(63-STU) Outcomes and Disparities in Cardiothoracic Surgical Patients With and Without Major Complications or Comorbidities (MCC) During COVID-19 Hospitalizations: A National Analysis Using the NIS Database
Medical Student Future Forwards Research Institute Fair Lawn, New Jersey, United States
Introduction/Background: Gender, viruses, and sociodemographic information all play a role in determining outcomes in patients presenting with cardiothoracic issues. This study aims to explore the different variables that impact survivability in those presenting with cardiothoracic procedures and labeled with major complications and comorbidities (MCC) within the NIS 2020 database.

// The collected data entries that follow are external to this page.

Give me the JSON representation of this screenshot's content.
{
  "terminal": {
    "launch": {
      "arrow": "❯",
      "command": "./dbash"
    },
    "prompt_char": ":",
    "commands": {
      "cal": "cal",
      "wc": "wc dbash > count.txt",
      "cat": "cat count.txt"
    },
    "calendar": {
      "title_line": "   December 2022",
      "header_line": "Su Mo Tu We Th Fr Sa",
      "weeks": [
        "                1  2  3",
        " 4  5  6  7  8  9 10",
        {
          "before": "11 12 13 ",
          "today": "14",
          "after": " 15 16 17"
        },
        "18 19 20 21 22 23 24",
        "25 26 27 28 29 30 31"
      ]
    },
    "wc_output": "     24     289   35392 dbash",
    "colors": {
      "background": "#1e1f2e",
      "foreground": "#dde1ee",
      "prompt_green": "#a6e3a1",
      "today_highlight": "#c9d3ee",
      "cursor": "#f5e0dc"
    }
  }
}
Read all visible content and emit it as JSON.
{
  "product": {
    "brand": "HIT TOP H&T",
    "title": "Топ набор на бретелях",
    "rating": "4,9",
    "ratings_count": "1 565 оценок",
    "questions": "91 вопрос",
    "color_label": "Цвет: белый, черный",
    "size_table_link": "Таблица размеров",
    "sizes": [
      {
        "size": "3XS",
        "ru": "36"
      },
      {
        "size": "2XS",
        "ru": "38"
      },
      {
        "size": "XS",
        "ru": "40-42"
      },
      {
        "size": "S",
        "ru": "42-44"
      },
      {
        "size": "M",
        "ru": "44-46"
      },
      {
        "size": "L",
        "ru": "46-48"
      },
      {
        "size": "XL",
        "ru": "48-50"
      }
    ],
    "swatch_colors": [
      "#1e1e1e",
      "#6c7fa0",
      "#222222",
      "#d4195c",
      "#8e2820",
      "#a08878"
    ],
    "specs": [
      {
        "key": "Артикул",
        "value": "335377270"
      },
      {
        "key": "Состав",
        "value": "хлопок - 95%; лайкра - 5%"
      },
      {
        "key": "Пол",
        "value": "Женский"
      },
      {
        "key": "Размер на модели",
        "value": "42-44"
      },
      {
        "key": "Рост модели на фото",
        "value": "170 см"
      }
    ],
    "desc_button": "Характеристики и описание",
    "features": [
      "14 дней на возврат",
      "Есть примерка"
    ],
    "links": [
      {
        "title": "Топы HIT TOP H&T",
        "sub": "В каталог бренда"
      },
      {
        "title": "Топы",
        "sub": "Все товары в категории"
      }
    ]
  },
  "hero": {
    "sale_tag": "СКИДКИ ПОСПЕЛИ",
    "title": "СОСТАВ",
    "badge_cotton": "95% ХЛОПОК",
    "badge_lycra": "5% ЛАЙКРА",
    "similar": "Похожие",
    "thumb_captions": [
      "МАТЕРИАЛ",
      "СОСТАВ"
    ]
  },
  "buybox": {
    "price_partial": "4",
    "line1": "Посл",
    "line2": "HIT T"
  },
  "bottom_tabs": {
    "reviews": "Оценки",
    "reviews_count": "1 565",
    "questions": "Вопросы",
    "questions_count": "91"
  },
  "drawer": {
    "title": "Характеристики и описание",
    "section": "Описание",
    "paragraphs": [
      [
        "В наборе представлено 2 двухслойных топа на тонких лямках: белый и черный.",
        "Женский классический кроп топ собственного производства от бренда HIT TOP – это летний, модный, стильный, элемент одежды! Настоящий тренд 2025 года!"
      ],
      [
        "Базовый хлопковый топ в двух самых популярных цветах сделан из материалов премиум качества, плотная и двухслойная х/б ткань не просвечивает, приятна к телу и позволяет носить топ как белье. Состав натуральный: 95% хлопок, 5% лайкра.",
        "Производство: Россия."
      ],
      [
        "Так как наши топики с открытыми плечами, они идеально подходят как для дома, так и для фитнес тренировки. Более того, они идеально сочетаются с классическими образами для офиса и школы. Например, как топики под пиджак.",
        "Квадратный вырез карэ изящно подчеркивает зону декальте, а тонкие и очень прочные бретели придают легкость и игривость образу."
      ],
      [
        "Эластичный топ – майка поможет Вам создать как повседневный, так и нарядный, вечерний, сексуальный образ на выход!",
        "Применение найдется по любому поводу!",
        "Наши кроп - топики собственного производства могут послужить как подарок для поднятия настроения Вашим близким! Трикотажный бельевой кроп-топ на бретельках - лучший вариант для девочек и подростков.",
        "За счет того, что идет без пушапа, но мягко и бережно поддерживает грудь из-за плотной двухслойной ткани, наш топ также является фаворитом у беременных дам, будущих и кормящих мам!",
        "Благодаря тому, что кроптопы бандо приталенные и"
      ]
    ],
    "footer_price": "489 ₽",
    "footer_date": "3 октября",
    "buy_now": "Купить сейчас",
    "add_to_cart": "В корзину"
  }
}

Methods: 189,540 adult hospitalizations for cardiothoracic surgery were analyzed from the 2020 NIS database. Length of stay (LoS) was analyzed on the natural-log scale, a weighted logistic model was used to analyze the dominant risk factors, and crude χ² comparisons analyzed mortality by demographic characteristics.
Results/Discussion: COVID-19 infection multiplied the odds of in-hospital death 7.6-fold (OR 7.58, 95% CI 7.0–8.6). Each additional decade of age increased the odds by 17%. Patients from the lowest-income ZIP-code quartile and those self-paying had 16% and 26% higher odds of death, whereas privately insured patients had 25% lower odds. Crude χ² comparisons confirmed that mortality differed by most demographic, hospital, and comorbidity categories. Although they remained conventional “with-MCC”. Female (OR 0.83), uncomplicated diabetes (OR 0.69), and obesity (OR 0.78) were independently protective. Complicated hypertension raised risk slightly, but the presence of any MCC-coded DRG remained neutral (OR 1.03, p = 0.50) once other factors were controlled.
Conclusions: The data indicated that the presence of COVID-19 infection in teaching hospitals and socio-economic disadvantaged areas had increased death rates, longer LOS, and higher cost than the traditional “with-MCC” classification. MCC did not predict mortality once these factors were considered, but it remained a reliable marker of excess resource consumption. The analysis suggests that pandemic status, hospital characteristics and modifiable social variables should be central to risk adjustment and quality-improvement efforts in cardiothoracic surgery, rather than relying solely on administrative MCC labels.